Under guidelines from the Loan Syndications and Trading Association, all performing or so-called par loans should settle in seven days and in 20 days for distressed loans "Settlement issues in secondary loans have been a front burner topic for at least 10 years," Jonathan Calder, co- founder and managing partner at North Sea Partners LLC, an investment banking firm that provides advisory services, said in a telephone interview.

In the last quarter, the mean settlement time for performing loans was 18 days, according to the LSTA's third- quarter trading and settlement study. The mean settlement time for distressed loans was 67 days, according to the study by the New York-based trade organization.

Counterparty Risk

"However you break it down, it's frustrating that the loan market has been unable to make significant progress on trade settlements and as a result the counterparty risk issue continues to loom large," said Calder, who previously ran fixed-income credit sales at Citigroup and served as chairman of the LSTA's board, where he helped develop rules for loan settlements.

Counterparty risk can be an issue for loans especially in a volatile market when prices can move significantly while a trade is outstanding. The longer a loan trade is unsettled, the larger the risk involved.

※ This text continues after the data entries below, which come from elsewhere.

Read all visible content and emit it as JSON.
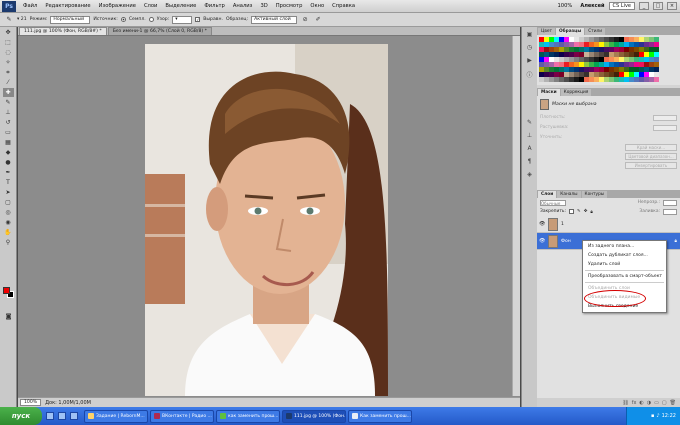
{
  "menubar": {
    "logo": "Ps",
    "items": [
      "Файл",
      "Редактирование",
      "Изображение",
      "Слои",
      "Выделение",
      "Фильтр",
      "Анализ",
      "3D",
      "Просмотр",
      "Окно",
      "Справка"
    ],
    "zoom": "100%",
    "workspace": "Алексей",
    "cslive": "CS Live"
  },
  "options": {
    "mode_label": "Режим:",
    "mode_value": "Нормальный",
    "source_label": "Источник:",
    "source_sampled": "Семпл.",
    "source_pattern": "Узор:",
    "aligned_label": "Выравн.",
    "sample_label": "Образец:",
    "sample_value": "Активный слой"
  },
  "document": {
    "tabs": [
      "111.jpg @ 100% (Фон, RGB/8#) *",
      "Без имени-1 @ 66,7% (Слой 0, RGB/8) *"
    ],
    "zoom": "100%",
    "doc_info": "Док: 1,00M/1,00M"
  },
  "panels": {
    "top_tabs": [
      "Цвет",
      "Образцы",
      "Стили"
    ],
    "mask_tabs": [
      "Маски",
      "Коррекция"
    ],
    "mask_label": "Маски не выбрана",
    "mask_fields": [
      "Плотность:",
      "Растушевка:",
      "Уточнить:"
    ],
    "mask_buttons": [
      "Край маски...",
      "Цветовой диапазон...",
      "Инвертировать"
    ],
    "layer_tabs": [
      "Слои",
      "Каналы",
      "Контуры"
    ],
    "layer_mode": "Обычные",
    "layer_opacity_label": "Непрозр.:",
    "lock_label": "Закрепить:",
    "fill_label": "Заливка:",
    "layers": [
      {
        "name": "1",
        "selected": false
      },
      {
        "name": "Фон",
        "selected": true
      }
    ]
  },
  "context_menu": {
    "items": [
      {
        "label": "Из заднего плана...",
        "disabled": false
      },
      {
        "label": "Создать дубликат слоя...",
        "disabled": false
      },
      {
        "label": "Удалить слой",
        "disabled": false
      },
      {
        "sep": true
      },
      {
        "label": "Преобразовать в смарт-объект",
        "disabled": false
      },
      {
        "sep": true
      },
      {
        "label": "Объединить слои",
        "disabled": true
      },
      {
        "label": "Объединить видимые",
        "disabled": true
      },
      {
        "label": "Выполнить сведение",
        "disabled": false
      }
    ]
  },
  "taskbar": {
    "start": "пуск",
    "buttons": [
      {
        "label": "Задание | RebornM...",
        "color": "#ffd36a"
      },
      {
        "label": "ВКонтакте | Радио ...",
        "color": "#b02a50"
      },
      {
        "label": "как заменить прош...",
        "color": "#5fbf3f"
      },
      {
        "label": "111.jpg @ 100% (Фон...",
        "color": "#1c3a6e"
      },
      {
        "label": "Как заменить прош...",
        "color": "#e8eef7"
      }
    ],
    "time": "12:22"
  },
  "colors": {
    "foreground": "#e00000",
    "background": "#000000",
    "selection": "#3b6fd6",
    "highlight_circle": "#d40000"
  }
}
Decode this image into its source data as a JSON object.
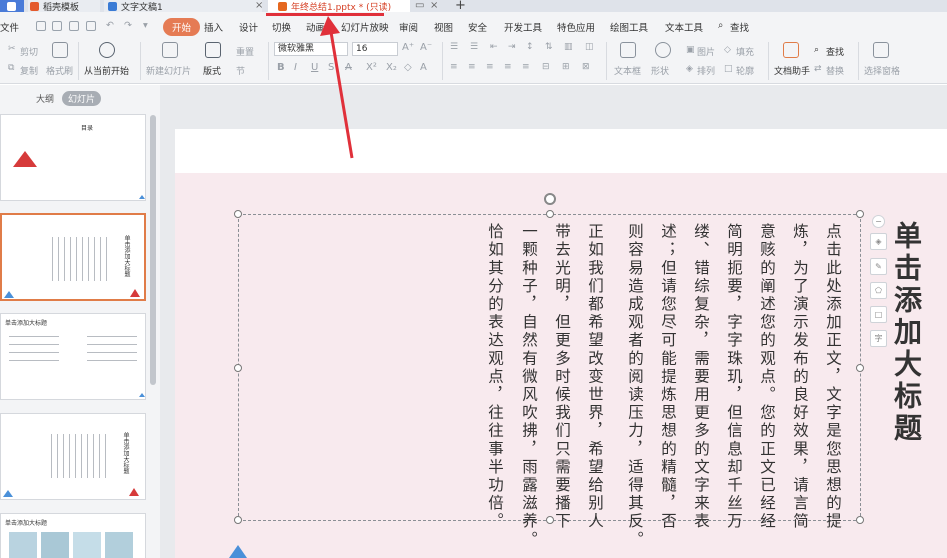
{
  "tabs": [
    {
      "label": "稻壳模板"
    },
    {
      "label": "文字文稿1"
    },
    {
      "label": "年终总结1.pptx * (只读)"
    }
  ],
  "menu": {
    "file": "文件",
    "items": [
      "开始",
      "插入",
      "设计",
      "切换",
      "动画",
      "幻灯片放映",
      "审阅",
      "视图",
      "安全",
      "开发工具",
      "特色应用",
      "绘图工具",
      "文本工具"
    ],
    "search": "查找"
  },
  "ribbon": {
    "cut": "剪切",
    "copy": "复制",
    "format_painter": "格式刷",
    "from_current": "从当前开始",
    "new_slide": "新建幻灯片",
    "layout": "版式",
    "reset": "重置",
    "section": "节",
    "font_name": "微软雅黑",
    "font_size": "16",
    "text_box": "文本框",
    "shape": "形状",
    "arrange": "排列",
    "picture": "图片",
    "fill": "填充",
    "outline": "轮廓",
    "find": "查找",
    "replace": "替换",
    "doc_assistant": "文档助手",
    "select_pane": "选择窗格"
  },
  "left_panel": {
    "outline_tab": "大纲",
    "slides_tab": "幻灯片",
    "thumb1_title": "目录",
    "thumb2_title": "单击添加大标题",
    "thumb3_title": "单击添加大标题",
    "thumb4_title": "单击添加大标题",
    "thumb5_title": "单击添加大标题"
  },
  "slide": {
    "title": "单击添加大标题",
    "columns": [
      "点击此处添加正文，文字是您思想的提",
      "炼，为了演示发布的良好效果，请言简",
      "意赅的阐述您的观点。您的正文已经经",
      "简明扼要，字字珠玑，但信息却千丝万",
      "缕、错综复杂，需要用更多的文字来表",
      "述；但请您尽可能提炼思想的精髓，否",
      "则容易造成观者的阅读压力，适得其反。",
      "正如我们都希望改变世界，希望给别人",
      "带去光明，但更多时候我们只需要播下",
      "一颗种子，自然有微风吹拂，雨露滋养。",
      "恰如其分的表达观点，往往事半功倍。"
    ]
  },
  "colors": {
    "accent": "#e57b54",
    "annotation": "#e0303a",
    "slide_bg": "#f8eaee"
  }
}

Under ClearPar's new fee system, if an investor buys $3 million of a loan and wants to put $1 million into three separate collateralized loan obligations, it would be charged $19 per each CLO, for a total of $57 for the transaction. That amount will increase if settlement times decrease.

'Wrong Direction'

"We have been looking to reduce transaction costs in the loan market, that is the point of technology," Barry Zamore, head loan trader at Credit Suisse Group AG, said in a telephone interview. "ClearPar made closing loans a less manual process. We were looking to reduce fees to do loan trades, not increase fees."
Before the the majority of the loan-settlement process ran through ClearPar, banks had large back offices that manually closed, or settled, trades. Loans are different than other asset classes that have a set settlement period.

Stocks generally clear and settle within three days through the National Securities Clearing Corp., a subsidiary of the Depository Trust & Clearing Corp. Bond trades also typically close in three days.

"Closing loans on paper is impractical," Eaton Vance's Sveen said. "Charging a fee for a back-office function that has always been free seems like a step in the wrong direction."

Since the new fee was imposed, Trade Settlement Inc., another automated loan-settlement company, has handled a number of trades that would have previously been completed by ClearPar.

Set up in 2000 by former Merrill Lynch & Co. banker Pat Loret de Mola, managers are asking banks to use TSI because it doesn't charge a buy-side fee. The pickup in business has been "very significant," Loret de Mola said.

"What this has done is raised market awareness to have two electronic-settlement providers in the market, not just one," she said in a telephone interview. "When you have a single dominant player, they have complete pricing power."